While it was exciting to hear about the work our denomination is doing around the world, I will admit that two weeks after returning home, some of the work we did at Synod seems distant from the day to day details of ministry and life in Denver. However, there was a set of questions that ran through all of the discussions of synod like a bright thread that affects us all. These questions (which were immediately apparent in the “Creation Care Advisory Committee” of which I was a part) revolved around the identity and mission of the CRC and our place in God’s world. What should our interaction with this world look like? How ‘wide’ is our gospel? What does it mean for us to “‘do justice and love kindness”‘ as a church body? What is our relationship with people from other Christian traditions? What is our relationship with ourselves–our past, our present? In short: Who are we?
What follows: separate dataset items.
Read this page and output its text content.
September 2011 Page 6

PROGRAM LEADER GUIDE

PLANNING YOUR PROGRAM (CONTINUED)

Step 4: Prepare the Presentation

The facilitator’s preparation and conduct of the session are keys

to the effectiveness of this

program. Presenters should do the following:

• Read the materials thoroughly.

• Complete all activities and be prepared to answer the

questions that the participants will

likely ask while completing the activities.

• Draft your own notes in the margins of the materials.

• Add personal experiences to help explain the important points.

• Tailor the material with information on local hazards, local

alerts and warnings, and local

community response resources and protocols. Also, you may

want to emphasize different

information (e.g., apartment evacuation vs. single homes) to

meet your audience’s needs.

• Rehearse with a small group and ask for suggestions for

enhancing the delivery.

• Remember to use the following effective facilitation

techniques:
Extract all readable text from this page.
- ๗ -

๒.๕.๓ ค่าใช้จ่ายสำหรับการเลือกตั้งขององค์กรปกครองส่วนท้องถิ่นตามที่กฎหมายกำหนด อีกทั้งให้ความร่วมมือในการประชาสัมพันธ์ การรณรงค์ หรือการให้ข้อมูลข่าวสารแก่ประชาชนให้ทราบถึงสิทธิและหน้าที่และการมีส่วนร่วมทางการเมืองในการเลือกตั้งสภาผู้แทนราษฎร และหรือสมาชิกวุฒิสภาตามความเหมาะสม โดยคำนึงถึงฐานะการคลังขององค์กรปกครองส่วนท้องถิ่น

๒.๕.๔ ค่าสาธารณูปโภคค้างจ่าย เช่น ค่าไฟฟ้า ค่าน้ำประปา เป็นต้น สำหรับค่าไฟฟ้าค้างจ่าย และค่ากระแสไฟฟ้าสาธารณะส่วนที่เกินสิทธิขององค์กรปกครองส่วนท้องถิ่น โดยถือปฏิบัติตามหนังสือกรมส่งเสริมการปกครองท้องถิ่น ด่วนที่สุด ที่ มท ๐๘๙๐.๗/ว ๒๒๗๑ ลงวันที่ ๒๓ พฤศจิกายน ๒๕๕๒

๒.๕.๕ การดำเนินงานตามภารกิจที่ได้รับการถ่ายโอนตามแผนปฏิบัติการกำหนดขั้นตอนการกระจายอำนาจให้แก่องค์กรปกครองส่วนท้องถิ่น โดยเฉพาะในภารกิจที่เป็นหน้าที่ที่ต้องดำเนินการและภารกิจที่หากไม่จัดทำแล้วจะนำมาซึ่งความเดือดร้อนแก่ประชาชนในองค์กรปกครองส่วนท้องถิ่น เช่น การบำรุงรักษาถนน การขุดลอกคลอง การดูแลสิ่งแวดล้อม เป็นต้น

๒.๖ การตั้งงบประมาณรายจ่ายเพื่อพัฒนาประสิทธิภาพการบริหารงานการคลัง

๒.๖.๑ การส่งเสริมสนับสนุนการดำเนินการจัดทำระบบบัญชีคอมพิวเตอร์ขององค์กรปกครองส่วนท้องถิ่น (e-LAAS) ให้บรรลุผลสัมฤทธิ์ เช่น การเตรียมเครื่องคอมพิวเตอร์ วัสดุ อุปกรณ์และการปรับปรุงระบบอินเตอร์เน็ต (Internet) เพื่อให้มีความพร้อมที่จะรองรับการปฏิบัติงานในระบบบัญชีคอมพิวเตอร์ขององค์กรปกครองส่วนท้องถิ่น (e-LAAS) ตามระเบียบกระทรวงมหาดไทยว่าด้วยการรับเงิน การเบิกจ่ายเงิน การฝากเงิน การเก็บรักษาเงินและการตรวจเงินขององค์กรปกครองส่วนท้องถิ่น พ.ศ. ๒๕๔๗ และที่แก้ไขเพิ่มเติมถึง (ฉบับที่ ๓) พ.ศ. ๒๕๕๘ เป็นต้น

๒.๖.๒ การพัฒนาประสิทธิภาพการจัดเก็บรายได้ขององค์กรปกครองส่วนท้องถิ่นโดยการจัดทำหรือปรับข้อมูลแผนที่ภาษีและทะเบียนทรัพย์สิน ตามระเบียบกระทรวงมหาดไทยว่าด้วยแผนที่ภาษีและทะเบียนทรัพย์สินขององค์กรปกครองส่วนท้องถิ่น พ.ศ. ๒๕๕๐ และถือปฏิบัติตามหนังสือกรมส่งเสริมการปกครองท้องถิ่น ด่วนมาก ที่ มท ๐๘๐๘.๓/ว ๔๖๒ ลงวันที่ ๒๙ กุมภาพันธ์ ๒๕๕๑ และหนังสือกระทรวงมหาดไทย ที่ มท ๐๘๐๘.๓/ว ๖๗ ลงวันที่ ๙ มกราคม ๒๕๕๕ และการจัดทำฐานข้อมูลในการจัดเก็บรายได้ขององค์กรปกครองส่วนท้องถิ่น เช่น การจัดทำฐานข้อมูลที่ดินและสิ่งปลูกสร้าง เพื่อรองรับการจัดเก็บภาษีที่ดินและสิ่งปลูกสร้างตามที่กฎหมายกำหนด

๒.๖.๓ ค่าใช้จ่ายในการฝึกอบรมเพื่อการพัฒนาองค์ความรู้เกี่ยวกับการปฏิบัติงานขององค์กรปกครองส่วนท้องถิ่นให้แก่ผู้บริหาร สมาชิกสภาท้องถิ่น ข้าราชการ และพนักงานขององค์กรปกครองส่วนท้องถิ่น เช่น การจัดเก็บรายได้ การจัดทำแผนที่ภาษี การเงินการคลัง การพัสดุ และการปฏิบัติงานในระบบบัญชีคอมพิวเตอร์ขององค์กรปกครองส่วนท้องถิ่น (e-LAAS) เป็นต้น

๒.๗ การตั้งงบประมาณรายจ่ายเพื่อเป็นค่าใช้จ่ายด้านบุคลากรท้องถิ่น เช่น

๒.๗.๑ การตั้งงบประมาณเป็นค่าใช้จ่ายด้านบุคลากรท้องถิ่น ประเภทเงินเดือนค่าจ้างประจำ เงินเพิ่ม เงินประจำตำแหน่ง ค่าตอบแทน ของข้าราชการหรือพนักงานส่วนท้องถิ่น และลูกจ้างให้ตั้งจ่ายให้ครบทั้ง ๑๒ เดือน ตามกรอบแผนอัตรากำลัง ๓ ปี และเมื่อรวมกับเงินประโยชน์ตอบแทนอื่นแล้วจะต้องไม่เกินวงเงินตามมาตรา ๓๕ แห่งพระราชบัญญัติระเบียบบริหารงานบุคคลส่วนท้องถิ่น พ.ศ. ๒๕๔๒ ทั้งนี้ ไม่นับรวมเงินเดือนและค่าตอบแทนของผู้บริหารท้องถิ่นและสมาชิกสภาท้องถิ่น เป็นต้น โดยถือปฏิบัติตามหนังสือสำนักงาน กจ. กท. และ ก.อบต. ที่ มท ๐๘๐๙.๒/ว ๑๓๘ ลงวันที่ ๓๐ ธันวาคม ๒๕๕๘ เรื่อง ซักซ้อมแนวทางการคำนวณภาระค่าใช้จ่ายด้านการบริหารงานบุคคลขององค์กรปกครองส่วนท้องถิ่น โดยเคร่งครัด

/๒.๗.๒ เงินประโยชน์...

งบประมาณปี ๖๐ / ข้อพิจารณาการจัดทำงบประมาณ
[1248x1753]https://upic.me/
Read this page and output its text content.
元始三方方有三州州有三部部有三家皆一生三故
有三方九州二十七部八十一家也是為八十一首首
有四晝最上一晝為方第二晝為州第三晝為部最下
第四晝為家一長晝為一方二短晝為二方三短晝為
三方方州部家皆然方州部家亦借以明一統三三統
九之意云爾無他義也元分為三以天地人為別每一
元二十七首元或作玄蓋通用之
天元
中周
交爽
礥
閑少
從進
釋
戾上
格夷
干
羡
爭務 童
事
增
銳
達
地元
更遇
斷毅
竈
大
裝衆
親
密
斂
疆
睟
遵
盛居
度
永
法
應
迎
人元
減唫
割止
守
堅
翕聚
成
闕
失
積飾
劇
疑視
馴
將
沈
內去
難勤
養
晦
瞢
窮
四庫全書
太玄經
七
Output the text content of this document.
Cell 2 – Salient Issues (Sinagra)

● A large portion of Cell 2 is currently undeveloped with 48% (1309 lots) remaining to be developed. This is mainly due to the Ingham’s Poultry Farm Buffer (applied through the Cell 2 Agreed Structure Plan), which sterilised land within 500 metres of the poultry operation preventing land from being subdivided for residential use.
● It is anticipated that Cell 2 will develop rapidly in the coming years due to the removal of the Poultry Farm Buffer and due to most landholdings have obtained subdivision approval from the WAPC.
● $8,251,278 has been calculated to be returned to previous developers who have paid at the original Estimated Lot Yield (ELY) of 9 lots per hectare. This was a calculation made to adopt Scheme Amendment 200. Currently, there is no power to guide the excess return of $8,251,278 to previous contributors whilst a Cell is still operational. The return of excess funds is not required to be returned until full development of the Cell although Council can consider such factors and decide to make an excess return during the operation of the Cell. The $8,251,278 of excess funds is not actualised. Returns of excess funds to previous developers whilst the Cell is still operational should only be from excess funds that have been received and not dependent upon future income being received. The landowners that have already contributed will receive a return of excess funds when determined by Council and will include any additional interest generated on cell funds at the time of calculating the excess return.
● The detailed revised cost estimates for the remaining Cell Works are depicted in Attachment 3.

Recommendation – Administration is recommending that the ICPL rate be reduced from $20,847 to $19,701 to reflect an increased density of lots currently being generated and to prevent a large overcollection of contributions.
Where are we going?
One synodical delegate commented that the this year’s meeting of Synod made him more aware that the CRC is “a little denomination with a big umbrella.” Indeed, this reality struck me at Synod as never before. However, I was also struck by the Spirit of unity in our little denomination. Not only was it remarkable that this years synod found a way to compromise on some potentially divisive issues (no minority reports!), but it was clear that, despite our differences, we belong to a body of people committed to the good news of Jesus Christ. And for this, I am grateful!